Suasana lalu lintas Jakarta. Foto : Ist. |
JAKARTA, BL- Sektor transportasi merupakan kontributor terbesar pencemar udara dan Gas Rumah Kaca (GRK) di perkotaan.
Berdasarkan hasil inventarisasi emisi yang dilakukan Kementerian Lingkungan Hidup di kota Palembang dan Surakarta, dengan menggunakan basis data tahun 2010, menunjukkan kontribusi emisi partikel halus dari sektor transportasi (sumber bergerak) menyumbang sebesar 50%-70% dari total emisi partikel halus dan sekitar 75% dari total emisi gas-gas berbahaya terhadap kesehatan.
Sumber emisi pencemar partikel halus lainnya adalah industri, rumah tangga, komersial, dan lain-lain. Sedangkan emisi GRK dari sektor transportasi di perkotaan adalah sekitar 23% dari total emisi GRK dari seluruh sumber.
Pada tahun 2050, diperkirakan jumlah kendaraan akan berjumlah 2 kali lipatnya dari kondisi saat ini. “Kondisi ini harus menjadi perhatian yang sangat serius bagi kita. Penurunan emisi pencemaran udara dari sektor transportasi harus menjadi prioritas bagi pemerintah kota,”kata MR Karliansyah, Deputi II Bidang Pengendalian Pencemaran Lingkungan KLH pada pembukaan Lokakarya Nasional, Penyusunan Rencana Udara Bersih Kota dan Public Expose Inventarisasi Emisi 6 Kota di Jakarta hari ini (11/6).
Kementerian Lingkungan Hidup (KLH) bersama-sama dengan beberapa pemerintah kota di Indonesia menginisiasi kegiatan inventarisasi emisi (emission inventory) beban pencemaran udara di beberapa kota di Indonesia. Kota-kota tersebut diantaranya adalah Palembang, Surakarta, Surabaya, Malang, Denpasar, Jogjakarta, Batam, dan Banjarmasin.
Kegiatan ini didukung oleh GIZ Jerman melalui kegiatan Clean Air for Smaller Cities Project-GIZ. Kota Palembang dan Surakarta adalah merupakan pilot project dari kegiatan tersebut.

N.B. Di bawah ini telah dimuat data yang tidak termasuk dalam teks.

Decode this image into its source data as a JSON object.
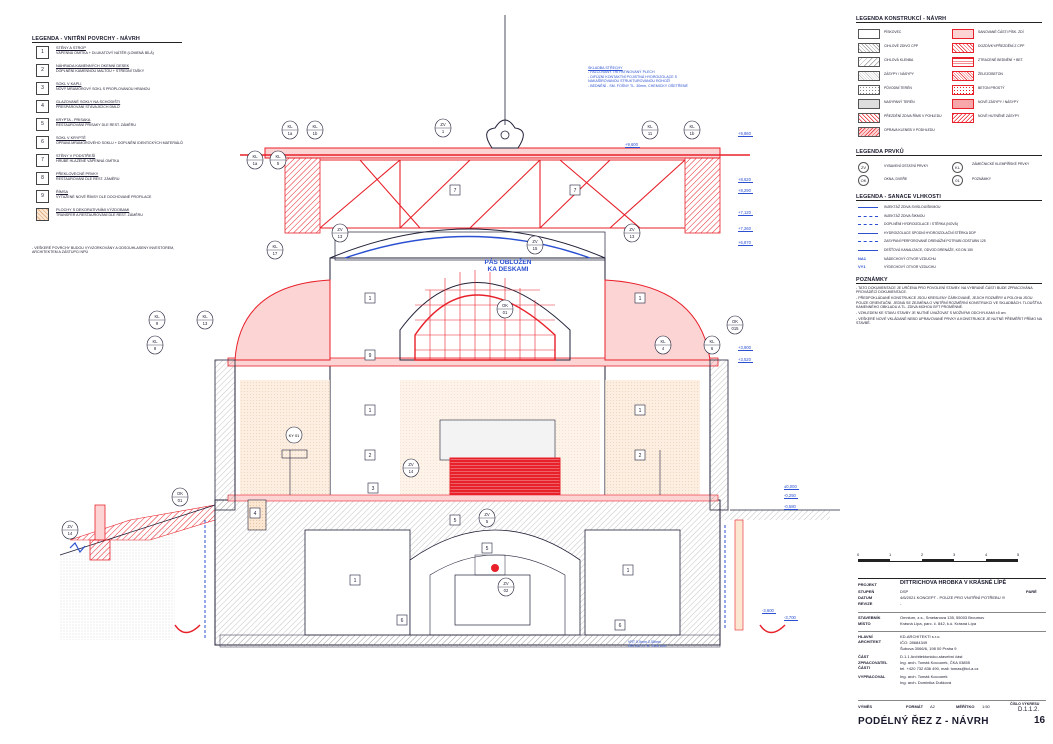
{
  "legend_left": {
    "title": "LEGENDA - VNITŘNÍ POVRCHY - NÁVRH",
    "items": [
      {
        "num": "1",
        "title": "STĚNY A STROP",
        "desc": "VÁPENNÁ OMÍTKA + DLUKATOVÝ NÁTĚR (LOMENÁ BÍLÁ)"
      },
      {
        "num": "2",
        "title": "NÁHRADA KAMENNÝCH OKENNÍ DESEK",
        "desc": "DOPLNĚNÍ KAMENNOU MALTOU + STŘEDNÍ TAŠKY"
      },
      {
        "num": "3",
        "title": "SOKL V KAPLI",
        "desc": "NOVÝ MRAMOROVÝ SOKL S PROPLOVANOU HRANOU"
      },
      {
        "num": "4",
        "title": "GLAZOVANÉ SOKLY NA SCHODIŠTI",
        "desc": "PŘESPÁROVÁNÍ STÁVAJÍCÍCH DMLŮ"
      },
      {
        "num": "5",
        "title": "KRYPTA - PRISAKA",
        "desc": "RESTAUROVÁNÍ PRISAKY DLE REST. ZÁMĚRU"
      },
      {
        "num": "6",
        "title": "SOKL V KRYPTĚ",
        "desc": "OPRAVA MRAMOROVÉHO SOKLU + DOPLNĚNÍ IDENTICKÝCH MATERIÁLŮ"
      },
      {
        "num": "7",
        "title": "STĚNY V PODSTŘEŠÍ",
        "desc": "HRUBÉ HLAZENÉ VÁPENNÁ OMÍTKA"
      },
      {
        "num": "8",
        "title": "PŘEKLOVECNÉ PRVKY",
        "desc": "RESTAUROVÁNÍ DLE REST. ZÁMĚRU"
      },
      {
        "num": "9",
        "title": "ŘÍMSA",
        "desc": "VYTAŽENÉ NOVÉ ŘÍMSY DLE DOCHOVANÉ PROFILACE"
      },
      {
        "num": "",
        "title": "PLOCHY S DEKORATIVNÍMI VÝZDOBAMI",
        "desc": "TRANSFER A RESTAUROVÁNÍ DLE REST. ZÁMĚRU"
      }
    ],
    "note": "- VEŠKERÉ POVRCHY BUDOU VYVZORKOVÁNY A ODSOUHLASENY INVESTOREM, ARCHITEKTEM A ZÁSTUPCI NPÚ"
  },
  "legend_konstrukci": {
    "title": "LEGENDA KONSTRUKCÍ - NÁVRH",
    "left": [
      "PÍSKOVEC",
      "CIHLOVÉ ZDIVO CPP",
      "CIHLOVÁ KLENBA",
      "ZÁSYPY / NÁSYPY",
      "PŮVODNÍ TERÉN",
      "NASYPANÝ TERÉN",
      "PŘEZDĚNÍ ZDIVA ŘÍMS V POHLEDU",
      "OPRAVA KLENEB V PODHLEDU"
    ],
    "right": [
      "SANOVANÉ ČÁSTI PÍSK. ZDÍ",
      "DOZDÍVKY/PŘEZDĚNÍ Z CPP",
      "ZTRACENÉ BEDNĚNÍ + BET.",
      "ŽELEZOBETON",
      "BETON PROSTÝ",
      "NOVÉ ZÁSYPY / NÁSYPY",
      "NOVÉ HUTNĚNÉ ZÁSYPY"
    ]
  },
  "legenda_prvku": {
    "title": "LEGENDA PRVKŮ",
    "items": [
      "VYBAVENÍ OSTATNÍ PRVKY",
      "OKNA, DVEŘE",
      "ZÁMEČNICKÉ KLEMPÍŘSKÉ PRVKY",
      "POZNÁMKY"
    ],
    "codes": [
      "ZV",
      "OK",
      "KL",
      "01"
    ]
  },
  "legenda_sanace": {
    "title": "LEGENDA - SANACE VLHKOSTI",
    "items": [
      "INJEKTÁŽ ZDIVA SVISLOU/ŠIKMOU",
      "INJEKTÁŽ ZDIVA ŠIKMOU",
      "DOPLNĚNÍ HYDROIZOLACE / STĚRKA (NOVÁ)",
      "HYDROIZOLACE SPODNÍ HYDROIZOLAČNÍ STĚRKA DDP",
      "ZASYPANÍ PERFOROVANÉ DRENÁŽNÍ POTRUBÍ ODSTUBN 125",
      "DEŠŤOVÁ KANALIZACE, ODVOD DRENÁŽE, KG DN 150",
      "NÁDECHOVÝ OTVOR VZDUCHU",
      "VÝDECHOVÝ OTVOR VZDUCHU"
    ],
    "codes": [
      "NA1",
      "VY1"
    ]
  },
  "poznamky": {
    "title": "POZNÁMKY",
    "items": [
      "- TATO DOKUMENTACE JE URČENA PRO POVOLENÍ STAVBY. NA VYBRANÉ ČÁSTI BUDE ZPRACOVÁNA PROVÁDĚCÍ DOKUMENTACE.",
      "- PŘEDPOKLÁDANÉ KONSTRUKCE JSOU KRESLENY ČÁRKOVANĚ, JEJICH ROZMĚRY A POLOHA JSOU POUZE ORIENTAČNÍ. JEDNÁ SE ZEJMÉNA O VNITŘNÍ ROZMĚRNÍ KONSTRUKCI VE SKLADBÁCH. TLOUŠŤKA KAMENNÉHO OBKLADU A TL. ZDIVA MOHOU BÝT PROMĚNNÉ.",
      "- VZHLEDEM KE STAVU STAVBY JE NUTNÉ UVAŽOVAT S MOŽNÝMI ODCHYLKAMI ±5 cm.",
      "- VEŠKERÉ NOVÉ VKLÁDANÉ NEBO UPRAVOVANÉ PRVKY A KONSTRUKCE JE NUTNÉ PŘEMĚŘIT PŘÍMO NA STAVBĚ."
    ]
  },
  "scale_bar": [
    "0",
    "1",
    "2",
    "3",
    "4",
    "5"
  ],
  "title_block": {
    "projekt_label": "PROJEKT",
    "projekt": "DITTRICHOVA HROBKA V KRÁSNÉ LÍPĚ",
    "stupen_label": "STUPEŇ",
    "stupen": "DSP",
    "pare": "PARÉ",
    "datum_label": "DATUM",
    "datum": "4/6/2021 KONCEPT - POUZE PRO VNITŘNÍ POTŘEBU !!!",
    "revize_label": "REVIZE",
    "revize": "-",
    "stavebnik_label": "STAVEBNÍK",
    "stavebnik": "Omnium, z.s., Smetanova 135, 55003 Broumov",
    "misto_label": "MÍSTO",
    "misto": "Krásná Lípa, parc. č. 842, k.ú. Krásná Lípa",
    "hlavni_label": "HLAVNÍ ARCHITEKT",
    "hlavni": [
      "KD-ARCHITEKTI s.r.o.",
      "IČO: 28684349",
      "Šubova 3066/6, 198 00 Praha 9"
    ],
    "cast_label": "ČÁST",
    "cast": "D.1.1 Architektonicko-stavební část",
    "zpracovatel_label": "ZPRACOVATEL ČÁSTI",
    "zpracovatel": [
      "Ing. arch. Tomáš Kocourek, ČKA 03855",
      "tel. +420 732 836 490, mail: tomas@kd-a.cz"
    ],
    "vypracoval_label": "VYPRACOVAL",
    "vypracoval": [
      "Ing. arch. Tomáš Kocourek",
      "Ing. arch. Dominika Dušková"
    ],
    "vymes_label": "VÝMĚS",
    "format_label": "FORMÁT",
    "format": "A2",
    "meritko_label": "MĚŘÍTKO",
    "meritko": "1:50",
    "cislo_label": "ČÍSLO VÝKRESU",
    "cislo": "D.1.1.2.",
    "sheet_title": "PODÉLNÝ ŘEZ Z - NÁVRH",
    "sheet_no": "16"
  },
  "annotations": {
    "roof_note": [
      "SKLADBA STŘECHY",
      "- FALCOVANÝ TŘÍ PATINOVANÝ PLECH",
      "- DIFÚZNÍ KONTAKTNÍ POJISTNÁ HYDROIZOLACE S NAKAŠÍROVANOU STRUKTUROVANOU ROHOŽÍ",
      "- BEDNĚNÍ - SM. FOŠNY TL. 30mm, CHEMICKY OŠETŘENÉ"
    ],
    "pas_obloz": [
      "PÁS OBLOŽEN",
      "KA DESKAMI"
    ],
    "levels": [
      "+9,860",
      "+9,600",
      "+8,620",
      "+8,290",
      "+7,120",
      "+7,260",
      "+6,870",
      "+3,900",
      "+3,520",
      "±0,000",
      "-0,250",
      "-0,580",
      "-3,600",
      "-3,700"
    ],
    "bottom_note": [
      "VRT 0,5mm 2,55mm",
      "DÉLKA 0,7 B. 15x6 mm"
    ],
    "ky01": "KY 01",
    "sokl": "ŘÍMSA"
  },
  "tags": {
    "kl": [
      [
        "KL",
        "1a"
      ],
      [
        "KL",
        "1b"
      ],
      [
        "KL",
        "1b"
      ],
      [
        "KL",
        "11"
      ],
      [
        "KL",
        "1a"
      ],
      [
        "KL",
        "5"
      ],
      [
        "KL",
        "17"
      ],
      [
        "KL",
        "9"
      ],
      [
        "KL",
        "8"
      ],
      [
        "KL",
        "13"
      ],
      [
        "KL",
        "4"
      ],
      [
        "KL",
        "6"
      ]
    ],
    "zv": [
      [
        "ZV",
        "1"
      ],
      [
        "ZV",
        "13"
      ],
      [
        "ZV",
        "15"
      ],
      [
        "ZV",
        "13"
      ],
      [
        "ZV",
        "14"
      ],
      [
        "ZV",
        "5"
      ],
      [
        "ZV",
        "02"
      ],
      [
        "ZV",
        "14"
      ]
    ],
    "ok": [
      [
        "OK",
        "01"
      ],
      [
        "OK",
        "015"
      ],
      [
        "OK",
        "01"
      ]
    ]
  },
  "colors": {
    "ink": "#22223a",
    "red": "#e8202a",
    "pink": "#f7b8b8",
    "blue": "#2a4fd1",
    "sand": "#f0c8a0"
  }
}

Ia menjelaskan, tujuan akhir dari kegiatan inventarisasi emisi beban pencemaran udara adalah agar Pemerintah Kota di Indonesia dapat menjadikan hasil inventarisasi emisi tersebut sebagai dasar (baseline) untuk pengambilan kebijakan dan strategi pengendalian pencemaran udara perkotaan
Seraya menambahkan, dengan menurunkan pencemaran udara dari transportasi berarti menurunkan pula emisi GRK. Artinya, manfaat yang diperoleh melalui pengelolaan transportasi yang baik antara lain menurunkan kepadatan atau kemacetan lalu lintas, meningkatkan pelayanan transportasi umum bagi masyarakat, mengurangi pencemaran udara dan menurunkan emisi GRK atau mengurangi dampak perubahan iklim.
“Pendekatan Environmental Sustainable Transportation mutlak harus kita implementasikan saat ini dan ke depan”,jelasnya.
Untuk mengantisipasi persoalan-persoalan pencemaran udara perkotaan di Indonesia, KLH mendorong kebijakan agar semua kota-kota di Indonesia memiliki baseline beban pencemaran udara, yang dihasilkan melalui kegiatan inventarisasi emisi. “Kondisi ini tentu tidak bisa serta merta dapat dilakukan di seluruh Indonesia, sehingga harus ada tahapan-tahapan yang terencana dengan baik, mengingat total jumlah kota di Indonesia mencapai hampir 100 kota, belum ditambah dengan kota kota ibu kota kabupaten,”tandasnya. (Marwan Azis).